La peinture flamande nous offre un enseignement pareil : elle obéit aussi à un mouvement qui paraît indépendant des évènements politiques, car elle se développe dans la Hollande affranchie comme dans la Belgique domptée, et si Rubens illustre son pays retombé sous le joug de l'Espagne, Rembrandt peint ses toiles merveilleuses, tandis que De Ruyter défend l'indépendance de sa patrie contre Louis XIV et Charles II.

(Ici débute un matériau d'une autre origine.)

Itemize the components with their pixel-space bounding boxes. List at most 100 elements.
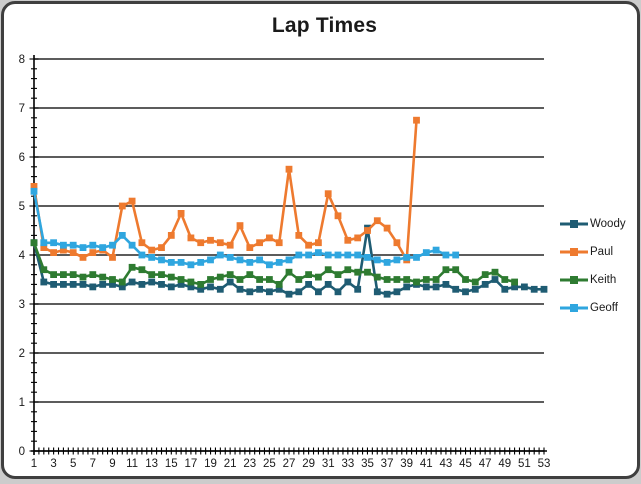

Ne voyons-nous point une évolution semblable dans la littérature française au XVIIe siècle? Depuis Malherbe, les lettres marchent à leur perfection, et quelle qu'eût été en ce temps la forme de gouvernement, il est probable qu'elles auraient atteint le degré où elles sont arrivées alors. Au lieu d'humilier le Parlement, Louis XIV lui eût permis de fonder le régime représentatif, que Molière eût également écrit le Misanthrope et Bossuet prononcé ses oraisons funèbres. D'autre part, ce roi n'eût pas accordé aux grands écrivains des pensions et des places, que ceux-ci eussent tout autant honoré son règne. Corneille persécuté et La Fontaine dédaigné n'en ont pas moins composé leurs chefs-d'œuvre. Un souverain peut former une armée, mais non susciter le génie. Le plus grand service qu'il puisse lui rendre, c'est de le laisser libre. Il peut, s'il le veut, mettre en mouvement d'énormes masses de matière, mais pas une idée. Les bons écrivains s'inspirent aux travaux de leurs devan

ciers et naissent des grandes pensées de leur temps. Les bienfaits leur nuisent parfois plus que les entraves ou les persécutions.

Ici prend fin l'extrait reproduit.